Our Upcoming Speaker

Note: During the COVID-19 Pandemic our meetings are being held using the Zoom web app. Invitations will be sent to members and visitors on request by email

MONDAY JULY 11, 2022 AT 7:00 PM Central Time USA


Title: "Paleozoic Vertebrates of Alabama: A Field Guide"

Speaker: Ryan Shell, PhD


   The Paleozoic Era consists of the first third of the Phanerozoic Eon. During this time, vertebrates evolved from more primitive deuterostomes and several major groups that are still alive today appeared: the chondrichthyans, actinopterygians, and tetrapods. The rocks exposed in the northern half of Alabama all preserve a sedimentological record of this time, especially the Carboniferous Period- which in the United States is broken up into the Mississippian and Pennsylvanian Subperiods and occurred from 358 to 298 million years ago. This talk will serve as a discussion of fossil vertebrates already known from the state, with photos of their fossils directly from Alabama’s many fossil localities. It is hoped that this material will provide a resource for amateurs and professionals who may encounter the remains of these animals in the field. There will also be a discussion on the frontiers of professional research on paleozoic vertebrates in Alabama.

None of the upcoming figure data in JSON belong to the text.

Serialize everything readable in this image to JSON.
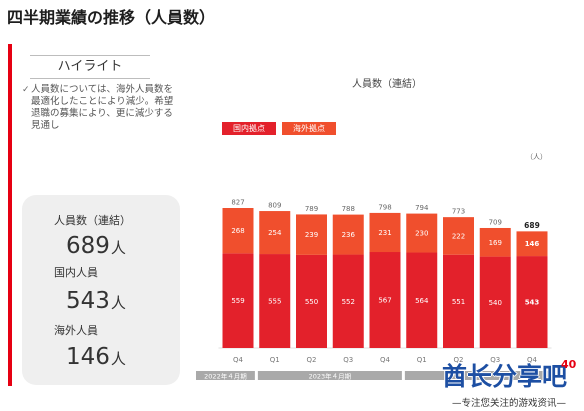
{
  "slide": {
    "title": "四半期業績の推移（人員数）",
    "page_number": "40"
  },
  "highlight": {
    "header": "ハイライト",
    "bullet_icon": "check-icon",
    "text": "人員数については、海外人員数を最適化したことにより減少。希望退職の募集により、更に減少する見通し"
  },
  "summary": {
    "items": [
      {
        "label": "人員数（連結）",
        "value": "689",
        "unit": "人"
      },
      {
        "label": "国内人員",
        "value": "543",
        "unit": "人"
      },
      {
        "label": "海外人員",
        "value": "146",
        "unit": "人"
      }
    ]
  },
  "colors": {
    "accent": "#e60012",
    "period_band": "#a9a9a9"
  },
  "chart_data": {
    "type": "bar",
    "stacked": true,
    "title": "人員数（連結）",
    "unit": "（人）",
    "categories": [
      "Q4",
      "Q1",
      "Q2",
      "Q3",
      "Q4",
      "Q1",
      "Q2",
      "Q3",
      "Q4"
    ],
    "periods": [
      "2022年４月期",
      "2023年４月期",
      ""
    ],
    "series": [
      {
        "name": "国内拠点",
        "color": "#e3212b",
        "values": [
          559,
          555,
          550,
          552,
          567,
          564,
          551,
          540,
          543
        ]
      },
      {
        "name": "海外拠点",
        "color": "#f04f2d",
        "values": [
          268,
          254,
          239,
          236,
          231,
          230,
          222,
          169,
          146
        ]
      }
    ],
    "totals": [
      827,
      809,
      789,
      788,
      798,
      794,
      773,
      709,
      689
    ],
    "legend": "top-left",
    "grid": false
  },
  "watermark": {
    "text": "酋长分享吧",
    "subtitle": "—专注您关注的游戏资讯—"
  }
}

   My name is Ryan Shell. I completed BS in geology at the University of Arkansas and my PhD in vertebrate paleontology at Wright State University. As a researcher I’m affiliated with the Cincinnati Museum Center’s vertebrate paleontology department, and I publish mostly on the ecology and systematics of paleozoic sharks and the biomechanics of ancient cephalopods. I have taught at Wright State University,the University of Dayton, and worked in the field of land/resource management at the US Forest Service. I am on the steering committee for an upcoming journal called Open PALeontology, and serving as a guest editor for a special volume of the journal Diversity. Professionally I am working for a small state agency in Ohio that manages a series of urban and forested parks in western part of the state, though like many paleontologists, I am seeking other opportunities wherever I can find them.